Los diputados nacionales del Partido Popular de Almería, Rafael Hernando, Maribel S. Torregrosa y Ana Martínez Labella y el senador Jesús Caicedo han mantenido esta mañana reuniones el sindicato de Policía Nacional SUP, de la Guardia Civil AUGCy con CSIF para conocer la evolución del proceso de regularización masiva de inmigrantes impulsado por el Gobierno, cuyo plazo para presentar la documentación finaliza el próximo 30 de junio.
Rafael Hernando ha concluido que la regularización emprendida por el Ejecutivo de la Nación “ha sido un proceso absolutamente improvisado y sin control” que, a su juicio, “se ha convertido en un coladero para todo tipo de personas”. Según ha señalado, además de personas que ya se encontraban en España trabajando en la economía sumergida, “otras muchas han aprovechado el efecto llamada de este proceso de regularización”.
El diputado del PP almeriense ha denunciado que el Gobierno “ha intentado hacer este proceso eliminando los controles” y ha advertido de que esta situación “afecta y va a afectar en el futuro tanto a la seguridad ciudadana como incluso también a nuestra seguridad nacional”.
En este sentido, ha asegurado que la eliminación de las oficinas de extranjería de la Policía como principal órgano encargado de comprobar la documentación y los antecedentes penales está facilitando “el fraude en la tramitación de la documentación”.
Además, ha alertado de que podrán acogerse al proceso personas que no tengan una sentencia firme, incluyendo casos de personas que actualmente se encuentran en prisión preventiva a la espera de juicio o sentencia.
“Esto es un verdadero disparate”, ha afirmado Hernando, quien también ha criticado que el Gobierno haya impulsado esta regularización “de espaldas al Parlamento” y sin diálogo.

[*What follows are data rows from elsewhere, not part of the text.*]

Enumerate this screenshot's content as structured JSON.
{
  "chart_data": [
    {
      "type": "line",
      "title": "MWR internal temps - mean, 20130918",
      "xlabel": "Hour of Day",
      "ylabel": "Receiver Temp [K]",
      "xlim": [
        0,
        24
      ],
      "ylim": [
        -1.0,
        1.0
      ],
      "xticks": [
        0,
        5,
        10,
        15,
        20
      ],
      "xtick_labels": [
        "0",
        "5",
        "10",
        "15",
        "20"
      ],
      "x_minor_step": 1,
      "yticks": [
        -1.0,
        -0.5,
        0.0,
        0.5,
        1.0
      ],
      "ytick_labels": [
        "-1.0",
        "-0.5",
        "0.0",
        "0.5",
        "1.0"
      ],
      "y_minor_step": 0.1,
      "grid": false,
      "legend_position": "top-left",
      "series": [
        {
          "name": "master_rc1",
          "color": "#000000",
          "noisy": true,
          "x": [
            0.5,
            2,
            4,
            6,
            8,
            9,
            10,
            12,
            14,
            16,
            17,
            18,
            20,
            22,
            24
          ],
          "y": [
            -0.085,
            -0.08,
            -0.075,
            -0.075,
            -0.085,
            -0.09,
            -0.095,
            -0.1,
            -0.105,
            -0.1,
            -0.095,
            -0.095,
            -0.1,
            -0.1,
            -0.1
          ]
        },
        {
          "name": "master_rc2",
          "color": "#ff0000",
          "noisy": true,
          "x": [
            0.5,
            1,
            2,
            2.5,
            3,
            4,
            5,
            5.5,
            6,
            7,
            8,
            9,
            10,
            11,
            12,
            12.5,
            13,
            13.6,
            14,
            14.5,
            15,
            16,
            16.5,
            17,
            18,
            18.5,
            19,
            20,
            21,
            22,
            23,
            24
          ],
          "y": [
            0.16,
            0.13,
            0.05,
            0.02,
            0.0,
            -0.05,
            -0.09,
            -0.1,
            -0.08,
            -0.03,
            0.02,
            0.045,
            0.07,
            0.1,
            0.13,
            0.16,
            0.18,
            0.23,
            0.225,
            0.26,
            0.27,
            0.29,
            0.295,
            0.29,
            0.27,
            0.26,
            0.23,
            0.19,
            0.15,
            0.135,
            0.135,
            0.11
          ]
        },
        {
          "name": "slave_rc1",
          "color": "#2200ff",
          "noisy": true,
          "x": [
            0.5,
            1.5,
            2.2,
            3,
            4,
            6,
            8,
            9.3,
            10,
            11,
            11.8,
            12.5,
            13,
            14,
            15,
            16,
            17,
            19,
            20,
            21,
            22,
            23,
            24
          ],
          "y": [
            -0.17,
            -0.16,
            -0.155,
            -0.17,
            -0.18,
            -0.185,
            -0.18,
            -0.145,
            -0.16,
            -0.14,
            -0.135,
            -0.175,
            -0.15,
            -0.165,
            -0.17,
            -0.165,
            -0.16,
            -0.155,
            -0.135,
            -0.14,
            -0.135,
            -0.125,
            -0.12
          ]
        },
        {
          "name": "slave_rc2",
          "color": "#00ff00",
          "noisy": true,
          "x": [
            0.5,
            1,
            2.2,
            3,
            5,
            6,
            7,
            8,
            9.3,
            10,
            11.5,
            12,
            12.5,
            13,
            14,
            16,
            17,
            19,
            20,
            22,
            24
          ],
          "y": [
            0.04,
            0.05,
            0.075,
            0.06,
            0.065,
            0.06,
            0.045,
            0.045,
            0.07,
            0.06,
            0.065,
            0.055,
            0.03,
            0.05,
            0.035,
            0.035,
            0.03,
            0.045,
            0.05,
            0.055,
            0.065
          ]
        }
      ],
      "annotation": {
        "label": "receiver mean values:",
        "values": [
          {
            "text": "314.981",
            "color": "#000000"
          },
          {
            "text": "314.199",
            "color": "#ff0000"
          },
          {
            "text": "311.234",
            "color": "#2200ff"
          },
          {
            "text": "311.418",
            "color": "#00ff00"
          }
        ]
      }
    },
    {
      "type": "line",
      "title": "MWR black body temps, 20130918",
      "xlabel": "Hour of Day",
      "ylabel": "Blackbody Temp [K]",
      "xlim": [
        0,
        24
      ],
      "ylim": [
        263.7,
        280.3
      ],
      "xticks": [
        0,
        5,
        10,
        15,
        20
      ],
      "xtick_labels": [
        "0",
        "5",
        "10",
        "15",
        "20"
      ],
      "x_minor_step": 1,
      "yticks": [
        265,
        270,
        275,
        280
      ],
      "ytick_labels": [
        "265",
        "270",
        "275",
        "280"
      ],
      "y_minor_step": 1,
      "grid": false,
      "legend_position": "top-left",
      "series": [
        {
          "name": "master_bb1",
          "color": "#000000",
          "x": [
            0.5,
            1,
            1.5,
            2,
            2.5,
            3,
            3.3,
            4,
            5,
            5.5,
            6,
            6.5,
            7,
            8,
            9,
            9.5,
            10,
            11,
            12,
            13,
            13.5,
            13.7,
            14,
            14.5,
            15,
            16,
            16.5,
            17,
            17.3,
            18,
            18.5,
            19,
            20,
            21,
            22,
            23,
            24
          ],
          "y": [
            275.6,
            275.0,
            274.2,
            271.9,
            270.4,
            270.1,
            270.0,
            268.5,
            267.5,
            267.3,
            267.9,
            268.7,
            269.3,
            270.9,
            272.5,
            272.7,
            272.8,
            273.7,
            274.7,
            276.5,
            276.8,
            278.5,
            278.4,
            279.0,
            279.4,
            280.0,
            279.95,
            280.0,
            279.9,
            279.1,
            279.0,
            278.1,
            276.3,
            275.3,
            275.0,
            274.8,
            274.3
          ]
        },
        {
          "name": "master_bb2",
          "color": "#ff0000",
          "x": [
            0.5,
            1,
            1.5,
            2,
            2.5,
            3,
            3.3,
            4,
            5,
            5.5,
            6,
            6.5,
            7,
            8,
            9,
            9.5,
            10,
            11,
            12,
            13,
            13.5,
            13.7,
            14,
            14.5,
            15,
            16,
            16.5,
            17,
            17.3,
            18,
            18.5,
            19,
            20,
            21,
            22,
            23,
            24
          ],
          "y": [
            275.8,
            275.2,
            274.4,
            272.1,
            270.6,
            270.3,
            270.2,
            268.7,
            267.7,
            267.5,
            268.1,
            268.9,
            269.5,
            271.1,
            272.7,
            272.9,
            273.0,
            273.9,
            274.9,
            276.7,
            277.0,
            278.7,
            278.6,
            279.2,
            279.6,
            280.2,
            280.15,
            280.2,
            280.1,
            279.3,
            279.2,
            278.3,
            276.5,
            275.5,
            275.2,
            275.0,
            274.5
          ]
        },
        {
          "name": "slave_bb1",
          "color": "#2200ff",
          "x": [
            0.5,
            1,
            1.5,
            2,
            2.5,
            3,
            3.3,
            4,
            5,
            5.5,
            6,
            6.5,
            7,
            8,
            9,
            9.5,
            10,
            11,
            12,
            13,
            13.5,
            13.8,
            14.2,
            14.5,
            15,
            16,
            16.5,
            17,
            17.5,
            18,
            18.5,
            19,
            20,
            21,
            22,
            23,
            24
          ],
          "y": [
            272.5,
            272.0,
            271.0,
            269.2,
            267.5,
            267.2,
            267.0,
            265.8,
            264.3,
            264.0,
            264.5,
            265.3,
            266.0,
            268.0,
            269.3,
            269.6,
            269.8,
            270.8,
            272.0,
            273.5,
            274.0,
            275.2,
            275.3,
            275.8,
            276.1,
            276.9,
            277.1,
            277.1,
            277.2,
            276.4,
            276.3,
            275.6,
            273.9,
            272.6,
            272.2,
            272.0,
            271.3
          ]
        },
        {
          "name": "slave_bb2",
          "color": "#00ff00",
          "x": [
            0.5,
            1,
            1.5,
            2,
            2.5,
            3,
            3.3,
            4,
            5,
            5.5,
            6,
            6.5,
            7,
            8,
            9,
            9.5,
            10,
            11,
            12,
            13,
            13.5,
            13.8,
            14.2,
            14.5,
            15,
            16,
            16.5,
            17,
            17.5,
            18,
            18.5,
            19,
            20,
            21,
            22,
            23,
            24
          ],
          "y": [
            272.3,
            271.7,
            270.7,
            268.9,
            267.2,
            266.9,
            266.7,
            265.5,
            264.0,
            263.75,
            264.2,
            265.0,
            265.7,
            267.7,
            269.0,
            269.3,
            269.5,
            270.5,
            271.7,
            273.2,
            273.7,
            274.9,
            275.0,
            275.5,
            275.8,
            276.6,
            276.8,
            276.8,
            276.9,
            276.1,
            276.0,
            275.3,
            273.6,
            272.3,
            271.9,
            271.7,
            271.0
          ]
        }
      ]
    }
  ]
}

Por otra parte, el diputado del PP ha recordado que el Gobierno de España estimó inicialmente unas 500.000 solicitudes de regularización, aunque, según ha afirmado, “no ha acabado el plazo y ya han confirmado que llevan más de 900.000”. En el caso de Almería, ha destacado que la provincia se situará “entre las tres primeras que más número de peticiones va a tener de regularización” en términos relativos de población.
Rafael Hernando ha advertido igualmente de que los servicios administrativos “no estaban preparados” para afrontar el volumen de solicitudes y ha señalado que, una vez concedidas las regularizaciones, será necesario un proceso de identificación digital para la expedición de la documentación, algo para lo que, según ha dicho, “el Gobierno no ha previsto absolutamente nada”.
Por ello, ha insistido en que se trata de “un proceso caótico, un proceso absolutamente improvisado, un coladero que ha tenido un terrible efecto llamada” y ha reiterado que “no hay control, no ha habido garantías” porque se han adoptado medidas para que ese control “no fuera efectivo marginando a la Policía y a los controles de extranjería”.
Finalmente, ha asegurado que el Gobierno ha pretendido convertir este proceso de regularización en un elemento de debate social para evitar asumir responsabilidades políticas por los casos de corrupción que se están conociendo y que desgraciadamente no tienen fin.